A workaround for using libraries in Postman

Hi!

I was pretty unsatisfied with the functionality regarding loading libraries into Postman. I really disliked having to go into my environment file, copy the code out, paste it into another editor, then add it back to the environment. So, I came up with a solution! LOAD!

Now, this DOES require a necessary evil. The following LOAD function needs to be stored in your globals, at least once.
(arg I can’t figure out how to format code here…)

Script = require(‘postman-collection’).Script;
function LOAD(library) {

const pullLibrary = {
    url: 'https://api.getpostman.com/collections/' + pm.environment.get(collection),
    method: 'GET',
    header: {
        'X-Api-Key': environment.postmanApiKey
    }
};
let x;
if (library == 'all') {
pm.sendRequest(pullLibrary, function(err, res) {
  for(x in res.json().collection.item[0].item){
script = new Script(res.json().collection.item[0].item[x].event[0].script);
pm.environment.set('' + res.json().collection.item[0].item[x].name, script.toSource());
console.log('loaded ' + res.json().collection.item[0].item[x].name);
   } 
});
} else {
    pm.sendRequest(pullLibrary, function(err, res) {
        let foundLibrary = (_.findWhere(res.json().collection.item[0].item, {
            name: library
        }));
        if(foundLibrary){
        script = new Script(foundLibrary.event[0].script);
        pm.environment.set('' + foundLibrary.name, script.toSource());
        console.log('loaded ' + foundLibrary.name);
        } else {
            throw new Error('library ' + library + ' does not exist!');
        }
    });
};

};

  1. First, you need to save the LOAD script into your globals,
  2. Then, create a new collection in your workspace called “Libraries”
  3. Add a new environment variable named collection, and set it to use the ‘Library’ collection’s uuid provided by the Postman API, e.g. 1234123-abc12345-aaaa-bbbb-cccc-123456789123
  4. Create a subfolder called “Scripts”
  5. This is where you would create new requests. Put any code you want to reuse in the “Tests” tab. You can add as many requests as you like, each containing their own special code.
  6. Create another environment variable, postmanApiKey, which will contain your postman api key.
  7. Run eval(globals.LOAD) in any pre-request, then LOAD(‘all’)
  8. After that, you can call any script saved this way just by using eval(environment.yourRequestScriptsName).

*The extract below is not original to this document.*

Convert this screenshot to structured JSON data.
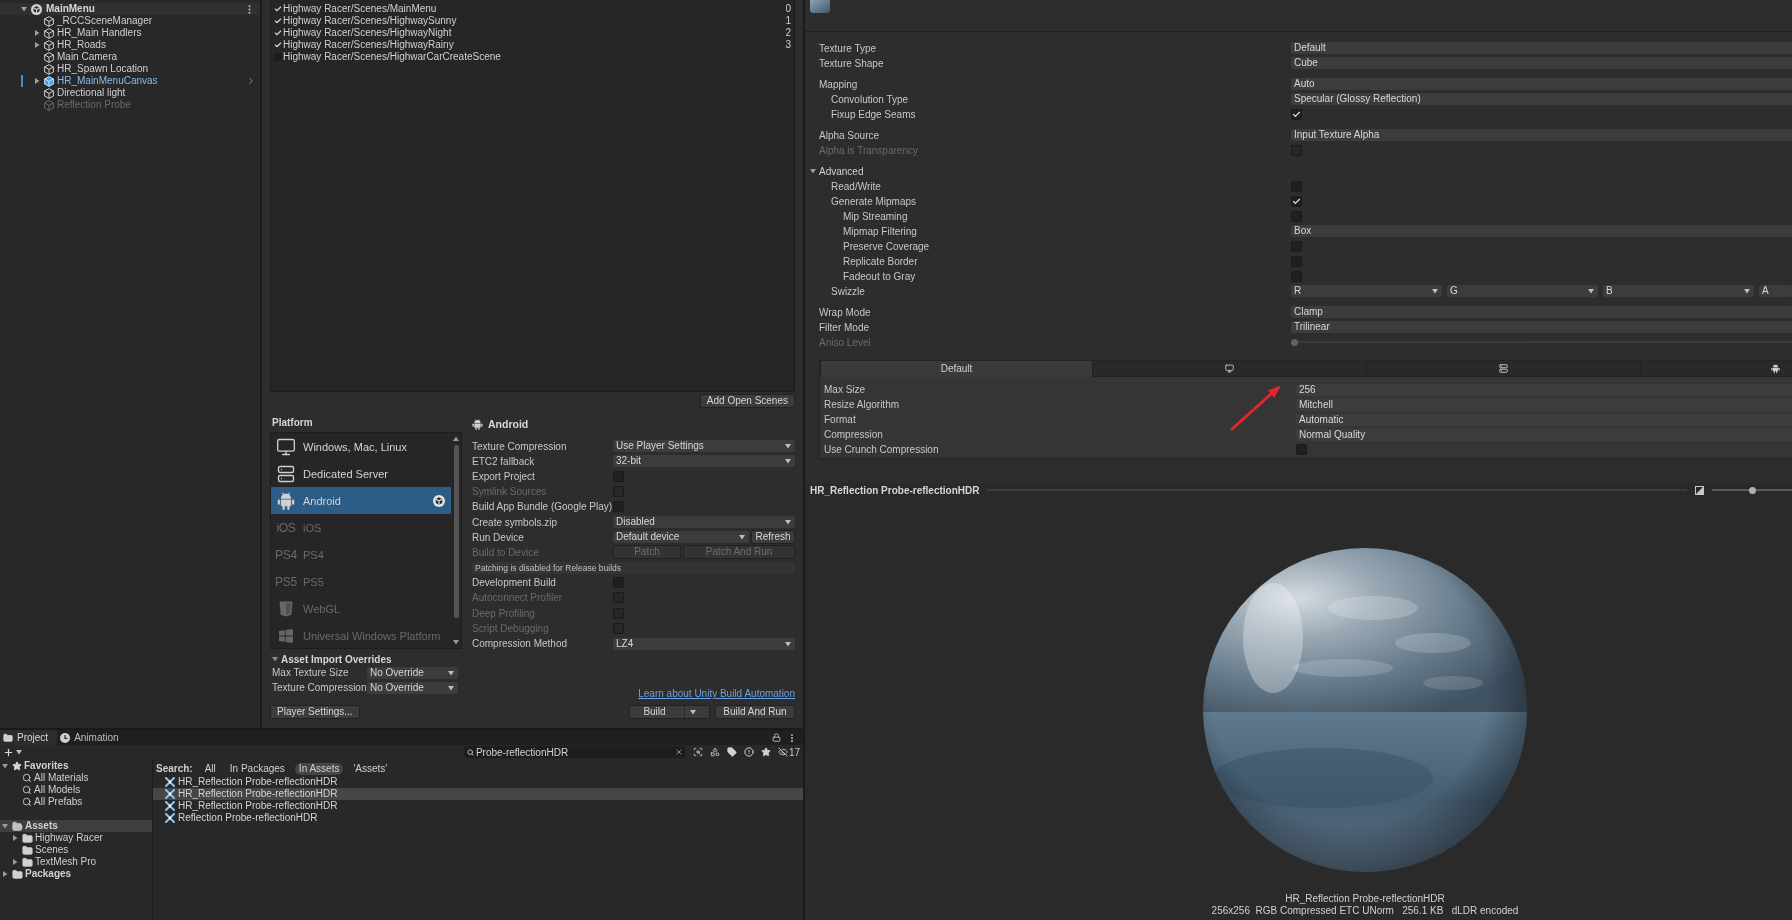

While this is still using the old, typical solution of cluttering up the environment file, it allows you to edit your scripts in an actual editor, without having to copy and paste them in and out of the environment. LOAD only really needs to be run once at the beginning of a run, just to pick up any changes made to your library.

If anyone has any questions, tips, or improvements, please let me know! I’m still new to javascript and have a lot to learn.

5 Likes

Nice work @akaczinski!

If I understand correctly, is the main aim here to ease sharing of common snippets between workspaces since global/environment variable scope is limited to a workspace?

It’s a clever approach to use the Postman API to fetch resources from one part of Postman for use in another!

Along the same lines as this, I put together a pre-request script and local server that allows you to pull in external modules not included in the sandbox:

I’m going to review your snippet a little more to see if there’s improvements I can make to the way I’m executing my script, and, perhaps you might like to flick through mine for the same.

1 Like

I really like your approach, your code is much neater than mine. I really dig the approach using the global variable require, makes it much more intuitive to use, it’s very clever! I think I might implement some of your methods, specifically using require and storing all packages in one variable.

I should probably go through mine again anyways and see if there’s a way to neaten it up or download all at once (as opposed to a bunch of requests). Just realized it is missing the Postman Scripts require at the top, somehow the post deleted it, will fix that in my op. Might be a way to use that to process the scripts without using eval, actually.

Only thing I can really think of is maybe adding an update check to the local server when pkgs returns installed, but I’m not really sure how important checking for updates would be.

1 Like

Wow I was going to post a use case of as a Tess developer I want to create a postman library so I can maintain common routines efficiently,

But I think hopefully you have answered it - will study and feedback!!!